(StatePoint) It’s never fun to think about the possibility of getting sick or hurt, losing a home, needing extended medical care, or even dying, but these are extremely important topics to confront when planning your financial future.

Experts agree that sound financial planning usually involves obtaining some type of insurance. Insurance provides payment due to loss of life, income, assets, or future earning potential.

Here are four types of insurance to consider including in your financial plan.

• Life insurance. Experts agree that if your family depends on your income, you should get a life insurance policy. There are a few different types of life insurance, but whole life and term life are the most common. A term policy provides coverage for a specific length of time—typically between 10 and 30 years—and is a good option for those who only need a safety net until they retire. A whole life policy provides coverage as long as the premium is paid, and is a better choice if you need life insurance to last the rest of your life. Many financial advisors and insurance companies recommend purchasing enough life insurance to cover six to 10 times your annual salary.

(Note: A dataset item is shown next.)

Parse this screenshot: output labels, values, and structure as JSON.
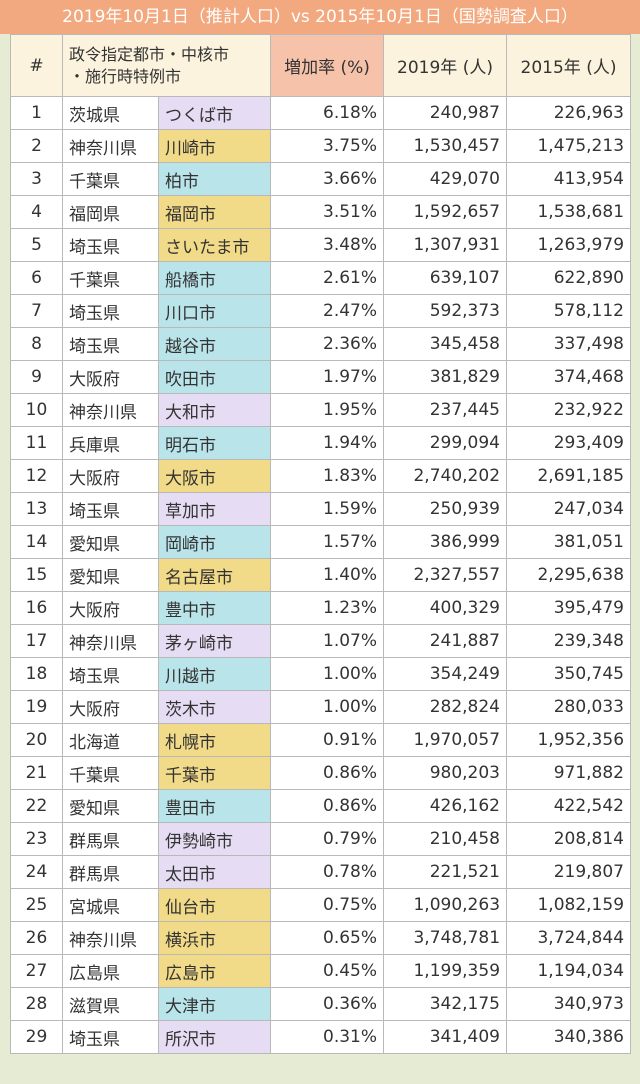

• Disability insurance. This type of insurance basically protects your paycheck if you get hurt and cannot work. You may not need short-term disability insurance if you have enough emergency savings stashed away, but most financial advisors recommend purchasing long-term disability insurance. Your employer may offer group disability insurance, which will typically replace up to 60% of your income, or a maximum of $5,000 to $15,000 per month. You could also consider an individual disability policy. These policies usually replace 60%-65% of your income and—unlike employer-sponsored disability policies—they are portable, meaning you can keep your insurance no matter where you work.

• Homeowners insurance. There are two types of homeowners insurance to consider: basic homeowners insurance and homeowners liability insurance, which kicks in if someone is injured on your property and decides to sue. Experts advise that homeowners have a basic policy that covers the full cost of rebuilding their home, while a homeowners liability policy should cover at least $300,000.

• Car insurance. If you cause a car accident and injure someone, you could be sued for damages and medical expenses. Car insurance will help you cover these costs. It is generally recommended that you get a policy with liability limits of at least $300,000 per person, $300,000 per accident and $100,000 for property damage.

A Certified Financial Planner professional is a great resource to help clarify why coverage may or may not be necessary and what insurance options are available. To find a CFP professional near you, visit LetsMakeaAPlan.org.

Developing a comprehensive financial plan will help you map out an insurance strategy that efficiently and effectively covers your basic needs and financial goals.